Question

What is complex conjugate of `i`?

Answer 1

`-i`

Explanation:

Conjugate of any complex number `a+bi` is `a-bi`

Answer 2

It depends...

Explanation:

A conjugate of a number is a number that goes with it in the sense that multiplying the two numbers together yields a simpler kind of number.

For numbers involving radicals, we want to find a multiplier that results in a rational result.
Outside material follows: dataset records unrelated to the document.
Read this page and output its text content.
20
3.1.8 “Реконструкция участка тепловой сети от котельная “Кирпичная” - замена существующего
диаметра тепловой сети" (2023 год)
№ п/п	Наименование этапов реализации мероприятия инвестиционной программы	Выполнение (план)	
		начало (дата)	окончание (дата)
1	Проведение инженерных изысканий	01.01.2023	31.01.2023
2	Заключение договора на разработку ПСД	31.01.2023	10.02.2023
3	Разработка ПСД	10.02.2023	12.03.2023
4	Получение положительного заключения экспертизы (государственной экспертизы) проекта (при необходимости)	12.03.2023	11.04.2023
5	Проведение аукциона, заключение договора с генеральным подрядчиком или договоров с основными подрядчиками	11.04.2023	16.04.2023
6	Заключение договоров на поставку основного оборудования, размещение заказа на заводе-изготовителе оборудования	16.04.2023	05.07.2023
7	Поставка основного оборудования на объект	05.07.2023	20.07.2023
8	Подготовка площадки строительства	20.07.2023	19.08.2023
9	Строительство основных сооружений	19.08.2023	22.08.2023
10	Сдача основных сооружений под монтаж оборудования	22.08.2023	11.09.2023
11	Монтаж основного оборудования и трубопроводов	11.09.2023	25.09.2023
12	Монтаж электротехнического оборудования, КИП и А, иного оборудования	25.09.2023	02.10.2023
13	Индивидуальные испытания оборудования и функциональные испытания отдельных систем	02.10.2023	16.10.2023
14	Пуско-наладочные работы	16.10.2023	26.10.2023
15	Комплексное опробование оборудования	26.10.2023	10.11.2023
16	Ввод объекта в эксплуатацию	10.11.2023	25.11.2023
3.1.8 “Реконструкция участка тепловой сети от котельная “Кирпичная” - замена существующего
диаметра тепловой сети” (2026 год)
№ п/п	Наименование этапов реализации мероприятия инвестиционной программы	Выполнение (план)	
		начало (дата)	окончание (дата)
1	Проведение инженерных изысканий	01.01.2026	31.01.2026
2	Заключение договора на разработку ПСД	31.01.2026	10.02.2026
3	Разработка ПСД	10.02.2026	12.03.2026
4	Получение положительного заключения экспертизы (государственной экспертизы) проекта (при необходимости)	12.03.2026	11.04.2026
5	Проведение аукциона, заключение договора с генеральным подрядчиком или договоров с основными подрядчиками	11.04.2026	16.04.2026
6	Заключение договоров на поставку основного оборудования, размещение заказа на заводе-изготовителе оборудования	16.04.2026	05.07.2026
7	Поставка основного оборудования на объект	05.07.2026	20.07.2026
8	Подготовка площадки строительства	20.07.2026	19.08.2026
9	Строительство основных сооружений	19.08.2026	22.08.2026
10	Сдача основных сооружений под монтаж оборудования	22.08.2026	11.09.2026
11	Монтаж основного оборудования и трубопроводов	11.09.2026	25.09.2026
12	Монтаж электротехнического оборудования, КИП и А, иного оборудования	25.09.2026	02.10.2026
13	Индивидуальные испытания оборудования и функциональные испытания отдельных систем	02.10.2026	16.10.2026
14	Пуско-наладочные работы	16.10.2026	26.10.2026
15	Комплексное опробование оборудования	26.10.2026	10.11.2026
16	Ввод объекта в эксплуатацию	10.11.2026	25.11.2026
For complex numbers we want to find a multiplier that lead to a real result.

If `a+bi` is any complex number (where `a, b in RR`) then a suitable conjugate number is `a-bi`.

This is popularly known as "the" complex conjugate of `a+bi` and we write:

`bar(a+bi) = a-bi`

We find:

`(a+bi)(a-bi) = a^2-b^2i^2 = a^2+b^2 in RR`

Using this convention, we find:

`bar(i) = bar(0+1i) = 0-1i = -i`

However, please note that this is not the only possible choice of conjugate.

For example:

`i * i = -1 in RR`

So we could call `i` self-conjugate.

In fact we could choose any pure imaginary number to use as a conjugate (in the multiplicative sense) for `i`.

Why do I stress this ambiguity?

Consider `sqrt(2)+sqrt(3)`.

What would you say is "the" radical conjugate of `sqrt(2)+sqrt(3)` (i.e. the natural choice of multiplier to give a rational product) ?

We could mechanically choose `sqrt(2)-sqrt(3)` and find:

`(sqrt(2)-sqrt(3))(sqrt(2)+sqrt(3)) = 2-3 = -1 in QQ`

So `sqrt(2)-sqrt(3)` is certainly a conjugate, but somewhat nicer is `sqrt(3)-sqrt(2)` ...

`(sqrt(3)-sqrt(2))(sqrt(2)+sqrt(3)) = 3-2 = 1`

Going back to complex conjugates, the standard complex conjugate `bar(a+bi) = a-bi` is significant for other reasons than being a multiplicative conjugate. For example, if `a+bi` is a zero of a polynomial with real coefficients then `bar(a+bi) = a-bi` is also a zero.

So in general usage, it is conventional to stay with the standard complex conjugate and refer to "complex conjugate pairs" (for example).